S Abbas, a mobile repair shop owner from Chennai was just eight years old when his widowed mother S Samdhani Begum left their home to attend former Prime Minister Rajiv Gandhi's public meeting in Sriperambadur. Back in 1991, she was devoted to the Congress party and drowned out any opposition from her family who opposed her travelling so far alone. Samdhani was the district president of South Chennai for the Mahila Congress and she had promised her five boys that she will be back the next morning. 

But when the boys heard about their mother, it was through a news channel the next morning. Samdhani was amongst the 13 people killed in the plot to assassinate Rajiv Gandhi. 

"All we received of my mother were pieces wrapped in a blood-stained blanket," says Abbas, his voice cracking. "The attack on Rajiv Gandhi, orphaned me and my siblings. 12 other families suffered because of it. But politicians don't seem to consider the trauma we have been through. They want to release the murderers for their own political gains and we all condemn this," he adds. 

And this anger doesn't stop at words. The Forum for Those Who Made Ultimate Sacrifice on 21 May, 1991, comprising the family members of those who were killed have written to Governor Banwarilal Purohit seeking an appointment. The forum has further urged the Governor to not give consent to the release of the seven convicts who are behind bars in this case. This as the Supreme Court recently directed Governor Banwarilal Purohit to take a decision regarding the imprisonment of the seven convicts. Article 161 of the Constitution gives the Governor the power to pardon an offence or suspend the sentence of a convicted individual.

Last week, an official from the Home Ministry had pointed out that the assassination cannot be viewed in isolation. He had said that the death of 13 others who were present on the stage also had to be considered. The official further added that Centre will have to be consulted before the Governor takes a call.

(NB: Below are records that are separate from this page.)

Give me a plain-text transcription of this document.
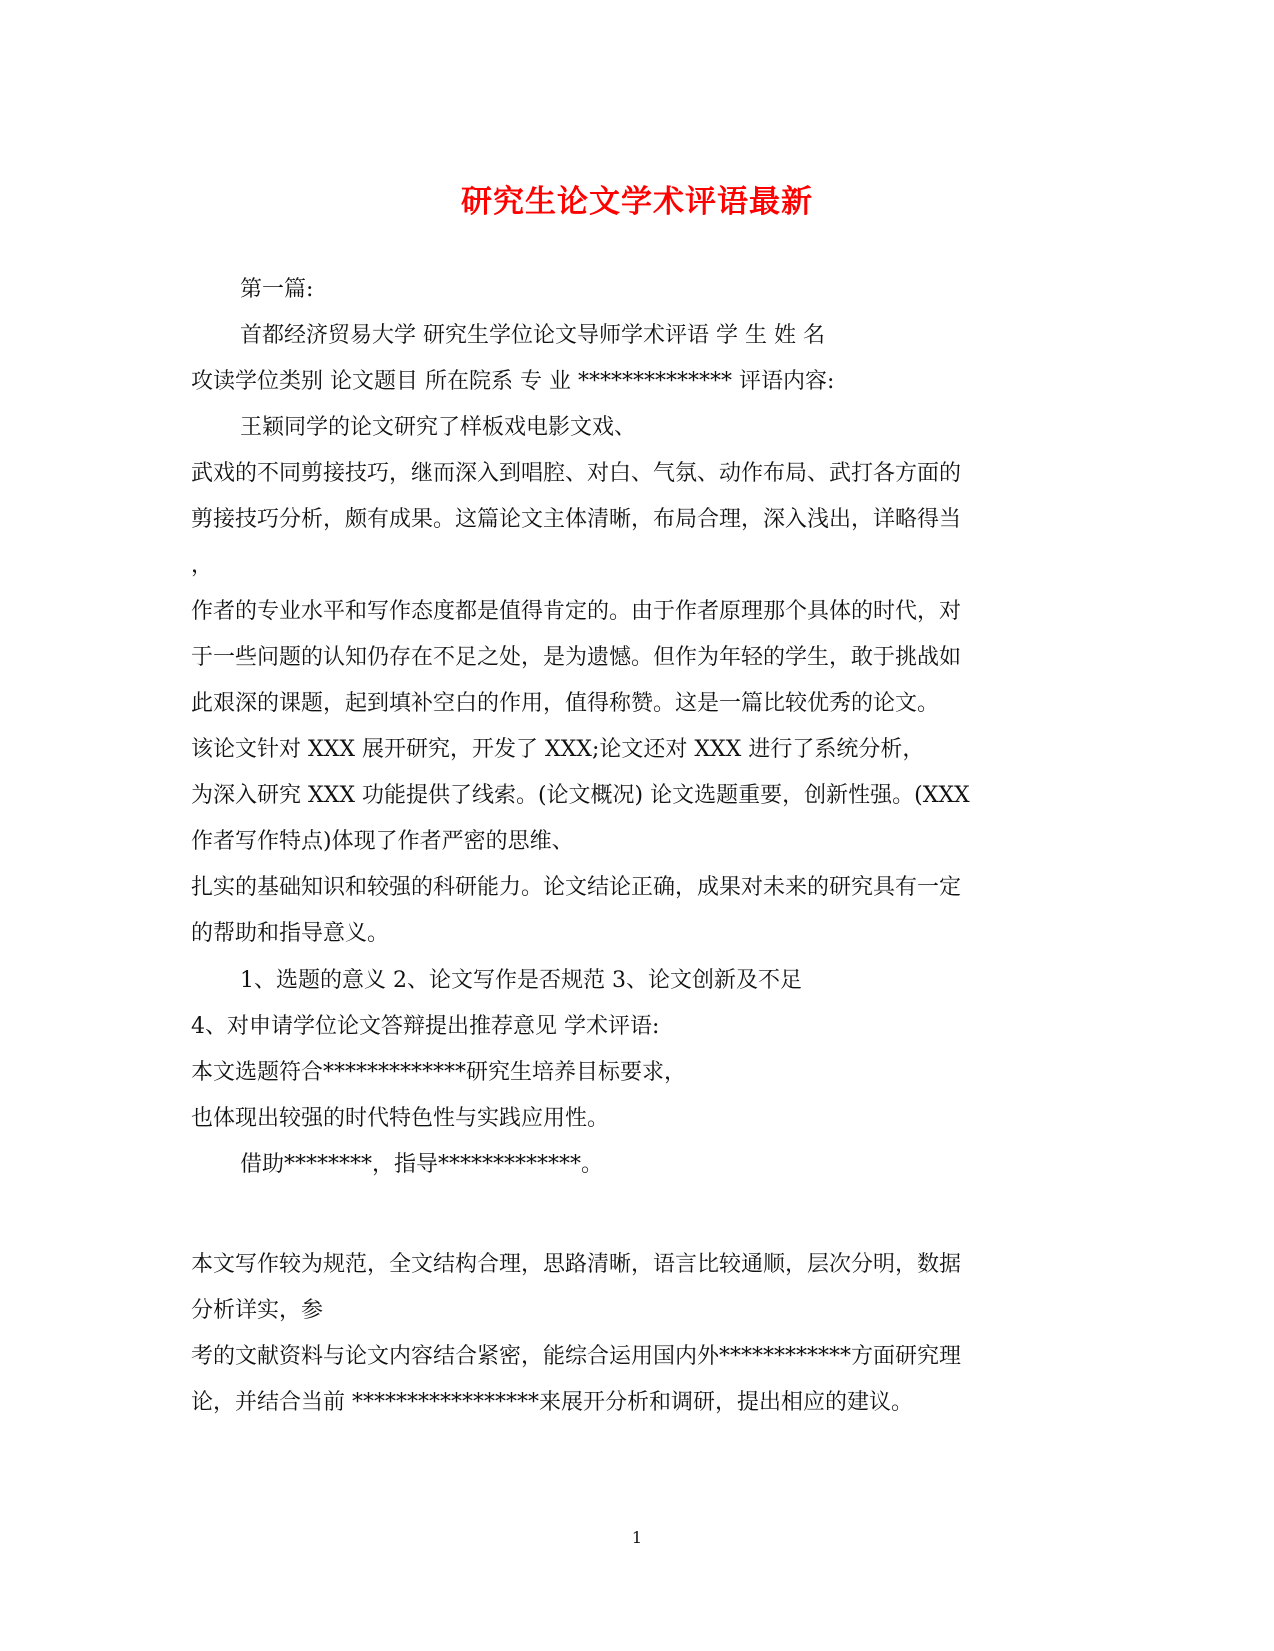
研究生论文学术评语最新
第一篇:
首都经济贸易大学 研究生学位论文导师学术评语 学 生 姓 名
攻读学位类别 论文题目 所在院系 专 业 ************** 评语内容:
王颖同学的论文研究了样板戏电影文戏、
武戏的不同剪接技巧，继而深入到唱腔、对白、气氛、动作布局、武打各方面的
剪接技巧分析，颇有成果。这篇论文主体清晰，布局合理，深入浅出，详略得当
，
作者的专业水平和写作态度都是值得肯定的。由于作者原理那个具体的时代，对
于一些问题的认知仍存在不足之处，是为遗憾。但作为年轻的学生，敢于挑战如
此艰深的课题，起到填补空白的作用，值得称赞。这是一篇比较优秀的论文。
该论文针对 XXX 展开研究，开发了 XXX;论文还对 XXX 进行了系统分析，
为深入研究 XXX 功能提供了线索。(论文概况) 论文选题重要，创新性强。(XXX
作者写作特点)体现了作者严密的思维、
扎实的基础知识和较强的科研能力。论文结论正确，成果对未来的研究具有一定
的帮助和指导意义。
1、选题的意义 2、论文写作是否规范 3、论文创新及不足
4、对申请学位论文答辩提出推荐意见 学术评语:
本文选题符合*************研究生培养目标要求，
也体现出较强的时代特色性与实践应用性。
借助********，指导*************。
本文写作较为规范，全文结构合理，思路清晰，语言比较通顺，层次分明，数据
分析详实，参
考的文献资料与论文内容结合紧密，能综合运用国内外************方面研究理
论，并结合当前 *****************来展开分析和调研，提出相应的建议。
1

But on Saturday, Purohit clarified that no reference has been made to the Ministry of Home Affairs in the matter. He further added that the files regarding the case had arrived at his office only on Friday. On September 9, in a Cabinet meeting of state ministers, Chief Minister Edappadi Palaniswami decided to recommend the release of Perarivalan, Murugan, Santhan, Nalini, Robert Pious, Jayakumar and Ravichandran. 

"We can't describe in words, the kind of suffering we went through following my father's death," says Rajkumar, the son of Dharman, a constable who had been present at the venue. "Yes, they have been in jail for 27 years. But we have been without a father for as many years. Our family was shattered. My mother had to become a daily wage worker to provide us with food," he recalls. 

The families allege that a wrong notion was being spread about what the people of Tamil Nadu want. 

"Yes, Rajiv Gandhi's family may have forgiven the convicts. But what about the rest of us? Do our words not hold the same value?" asks Abbas. "The people of Tamil Nadu have no interest in the release of these criminals. Only certain political parties are trying to earn brownie points. While people were fighting for the release of the murderers, the 12 families were struggling to even survive," he adds. 

Former Madras High Court Justice K Chandru, however, says the families' representation to the Governor will not have influence on the final decision. 

"The Governor will have to go by the recommendations of the elected government irrespective of whether it is politically motivated. The cabinet may have failed in taking into account the emotions of these families but that doesn't make their stand weaker," he says. "The maximum the families can do now is approach the Supreme Court if they oppose the Governor's decision. And even that cannot be based on any form of emotion, it will have to be proven why they believe the decision does not hold water," Justice Chandru argues.